Pilar Cuartas Rodríguez
A la avalancha de lodo, piedra y agua en Mocoa le sobrevino otra peor llena de llanto, incertidumbre, zozobra e impotencia. El desconsuelo se apodera de muchos sobrevivientes que se cuelgan de las rejas de la morgue del hospital José María Hernández, intentando en vano avistar algunos de los cadáveres cuando son bajados de los camiones en bolsas selladas. Buscan a sus seres queridos. Otras decenas de personas aguardan horas al pie de las tumbas en el cementerio Normandía para que les entreguen los cuerpos de sus madres, hermanos, abuelos e hijos.

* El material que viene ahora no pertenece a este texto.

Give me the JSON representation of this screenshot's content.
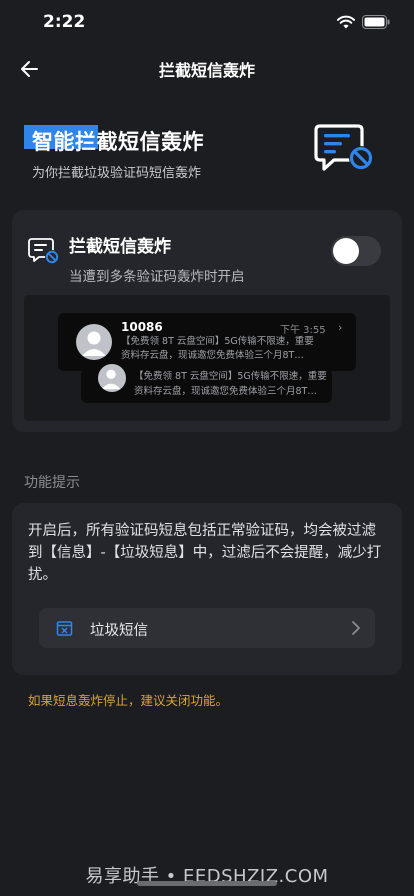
{
  "status_bar": {
    "time": "2:22"
  },
  "nav": {
    "title": "拦截短信轰炸"
  },
  "hero": {
    "title": "智能拦截短信轰炸",
    "subtitle": "为你拦截垃圾验证码短信轰炸",
    "icon": "blocked-message-icon"
  },
  "toggle_card": {
    "title": "拦截短信轰炸",
    "description": "当遭到多条验证码轰炸时开启",
    "enabled": false,
    "preview": {
      "message_1": {
        "sender": "10086",
        "time": "下午 3:55",
        "line_1": "【免费领 8T 云盘空间】5G传输不限速，重要",
        "line_2": "资料存云盘，现诚邀您免费体验三个月8T…"
      },
      "message_2": {
        "line_1": "【免费领 8T 云盘空间】5G传输不限速，重要",
        "line_2": "资料存云盘，现诚邀您免费体验三个月8T…"
      }
    }
  },
  "section": {
    "label": "功能提示"
  },
  "info_card": {
    "text": "开启后，所有验证码短息包括正常验证码，均会被过滤到【信息】-【垃圾短息】中，过滤后不会提醒，减少打扰。",
    "junk_row_label": "垃圾短信"
  },
  "warning": "如果短息轰炸停止，建议关闭功能。",
  "watermark": "易享助手 • EEDSHZJZ.COM",
  "colors": {
    "accent": "#2f86e8",
    "warning": "#d8a43a",
    "background": "#1c1d21",
    "card": "#25262b"
  }
}
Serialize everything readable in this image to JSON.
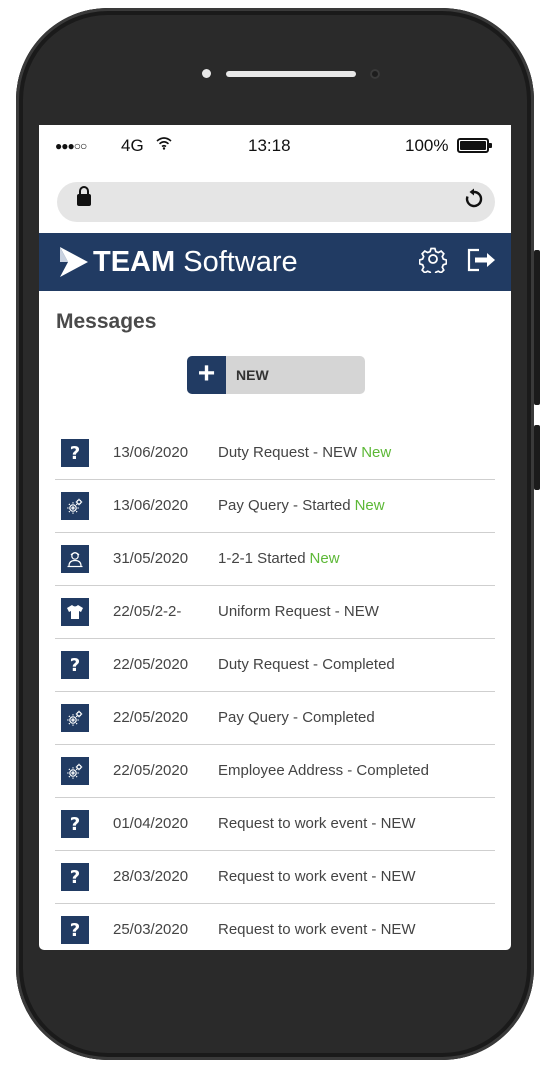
{
  "status_bar": {
    "signal": "●●●○○",
    "network": "4G",
    "wifi_icon": "wifi-icon",
    "time": "13:18",
    "battery": "100%"
  },
  "browser": {
    "lock_icon": "lock-icon",
    "reload_icon": "reload-icon"
  },
  "app_bar": {
    "brand_bold": "TEAM",
    "brand_light": "Software",
    "settings_icon": "gear-icon",
    "logout_icon": "logout-icon",
    "color": "#213b63"
  },
  "page": {
    "title": "Messages",
    "new_button_label": "NEW"
  },
  "accent_new_color": "#5cb836",
  "messages": [
    {
      "icon": "question-icon",
      "glyph": "?",
      "date": "13/06/2020",
      "subject": "Duty Request - NEW",
      "tag": "New"
    },
    {
      "icon": "gears-icon",
      "glyph": "⚙",
      "date": "13/06/2020",
      "subject": "Pay Query - Started",
      "tag": "New"
    },
    {
      "icon": "person-icon",
      "glyph": "☺",
      "date": "31/05/2020",
      "subject": "1-2-1 Started",
      "tag": "New"
    },
    {
      "icon": "tshirt-icon",
      "glyph": "👕",
      "date": "22/05/2-2-",
      "subject": "Uniform Request - NEW",
      "tag": ""
    },
    {
      "icon": "question-icon",
      "glyph": "?",
      "date": "22/05/2020",
      "subject": "Duty Request - Completed",
      "tag": ""
    },
    {
      "icon": "gears-icon",
      "glyph": "⚙",
      "date": "22/05/2020",
      "subject": "Pay Query - Completed",
      "tag": ""
    },
    {
      "icon": "gears-icon",
      "glyph": "⚙",
      "date": "22/05/2020",
      "subject": "Employee Address - Completed",
      "tag": ""
    },
    {
      "icon": "question-icon",
      "glyph": "?",
      "date": "01/04/2020",
      "subject": "Request to work event - NEW",
      "tag": ""
    },
    {
      "icon": "question-icon",
      "glyph": "?",
      "date": "28/03/2020",
      "subject": "Request to work event - NEW",
      "tag": ""
    },
    {
      "icon": "question-icon",
      "glyph": "?",
      "date": "25/03/2020",
      "subject": "Request to work event - NEW",
      "tag": ""
    }
  ]
}
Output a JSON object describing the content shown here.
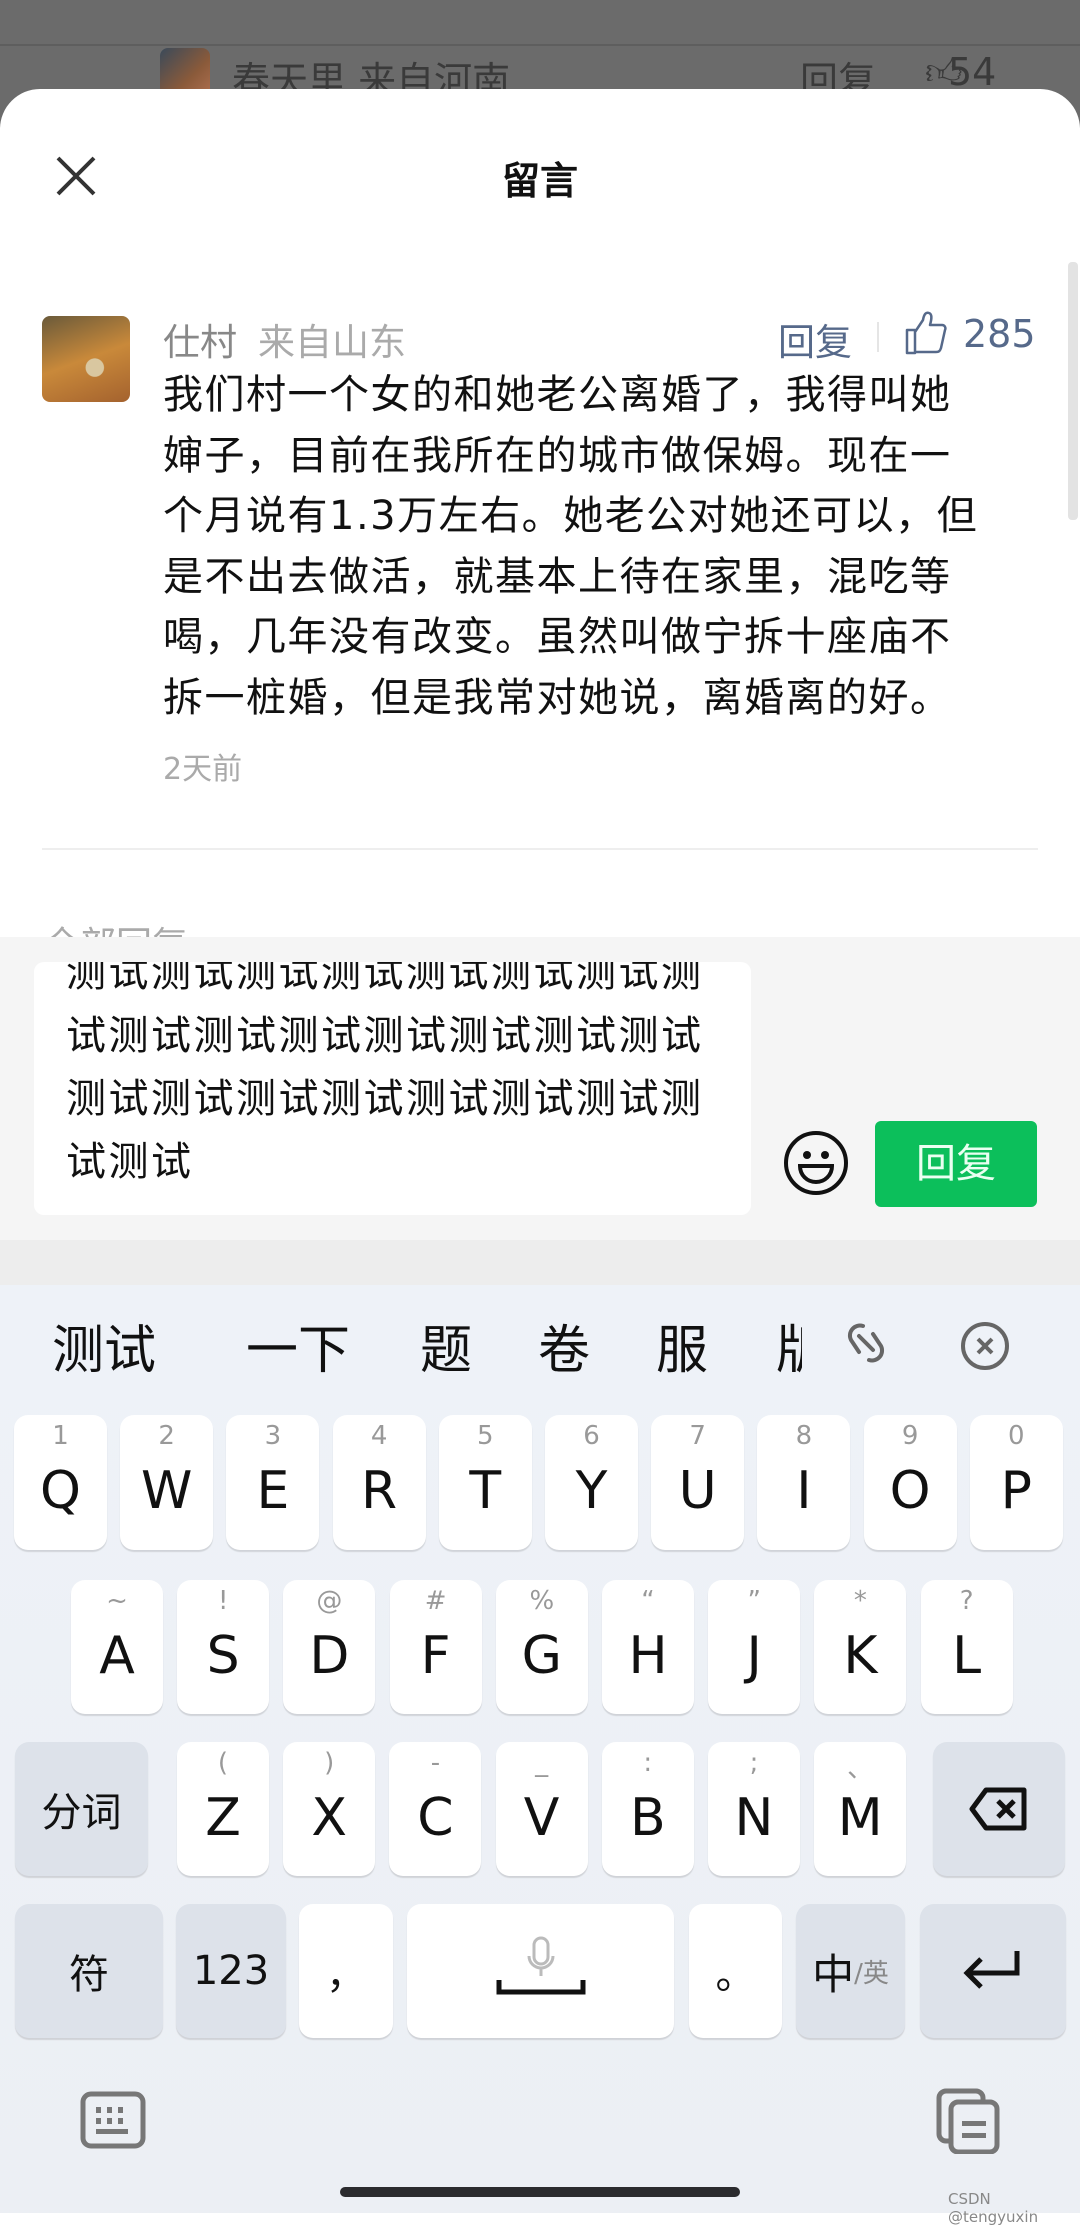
{
  "background": {
    "name": "春天里 来自河南",
    "reply": "回复",
    "likes": "54"
  },
  "header": {
    "title": "留言"
  },
  "comment": {
    "author": "仕村",
    "location": "来自山东",
    "reply_label": "回复",
    "likes": "285",
    "lines": [
      "我们村一个女的和她老公离婚了，我得叫她",
      "婶子，目前在我所在的城市做保姆。现在一",
      "个月说有1.3万左右。她老公对她还可以，但",
      "是不出去做活，就基本上待在家里，混吃等",
      "喝，几年没有改变。虽然叫做宁拆十座庙不",
      "拆一桩婚，但是我常对她说，离婚离的好。"
    ],
    "time": "2天前"
  },
  "all_replies": "全部回复",
  "input": {
    "lines": [
      "测试测试测试测试测试测试测试测",
      "试测试测试测试测试测试测试测试",
      "测试测试测试测试测试测试测试测",
      "试测试"
    ]
  },
  "send_label": "回复",
  "accent": "#0cbf5b",
  "keyboard": {
    "candidates": [
      "测试",
      "一下",
      "题",
      "卷",
      "服",
      "版"
    ],
    "row1": [
      [
        "1",
        "Q"
      ],
      [
        "2",
        "W"
      ],
      [
        "3",
        "E"
      ],
      [
        "4",
        "R"
      ],
      [
        "5",
        "T"
      ],
      [
        "6",
        "Y"
      ],
      [
        "7",
        "U"
      ],
      [
        "8",
        "I"
      ],
      [
        "9",
        "O"
      ],
      [
        "0",
        "P"
      ]
    ],
    "row2": [
      [
        "~",
        "A"
      ],
      [
        "!",
        "S"
      ],
      [
        "@",
        "D"
      ],
      [
        "#",
        "F"
      ],
      [
        "%",
        "G"
      ],
      [
        "“",
        "H"
      ],
      [
        "”",
        "J"
      ],
      [
        "*",
        "K"
      ],
      [
        "?",
        "L"
      ]
    ],
    "row3": [
      [
        "(",
        "Z"
      ],
      [
        ")",
        "X"
      ],
      [
        "-",
        "C"
      ],
      [
        "_",
        "V"
      ],
      [
        ":",
        "B"
      ],
      [
        ";",
        "N"
      ],
      [
        "、",
        "M"
      ]
    ],
    "segment_label": "分词",
    "symbol_label": "符",
    "num_label": "123",
    "comma": "，",
    "period": "。",
    "lang_main": "中",
    "lang_sub": "/英"
  },
  "watermark": "CSDN @tengyuxin"
}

Las angustiosas esperas se dan bajo un cielo gris que atemoriza a los habitantes del municipio de Putumayo. Cuando algunas gotas de agua caen, el corazón se acelera, todos recuerdan la noche del viernes 31 de marzo y temen por sus vidas, hay afán de volver a las casas. Pero tienen que ir al cementerio por sus muertos, despedirlos y darles justa sepultura. Hay quienes se quejan de que llevan tres días esperando a que les entreguen los cuerpos de sus familiares, y que el olor es insoportable. “Están descompuestos, y los tapabocas que tenemos es porque los trajimos. Entendemos que son muchos y es grave la situación, pero mándennos personal, queremos enterrarlos y que no sean irreconocibles”, pide Maribel Pabón, quien busca a don Alfonso y su esposa, unos abuelitos que vivían solos en La Esmeralda.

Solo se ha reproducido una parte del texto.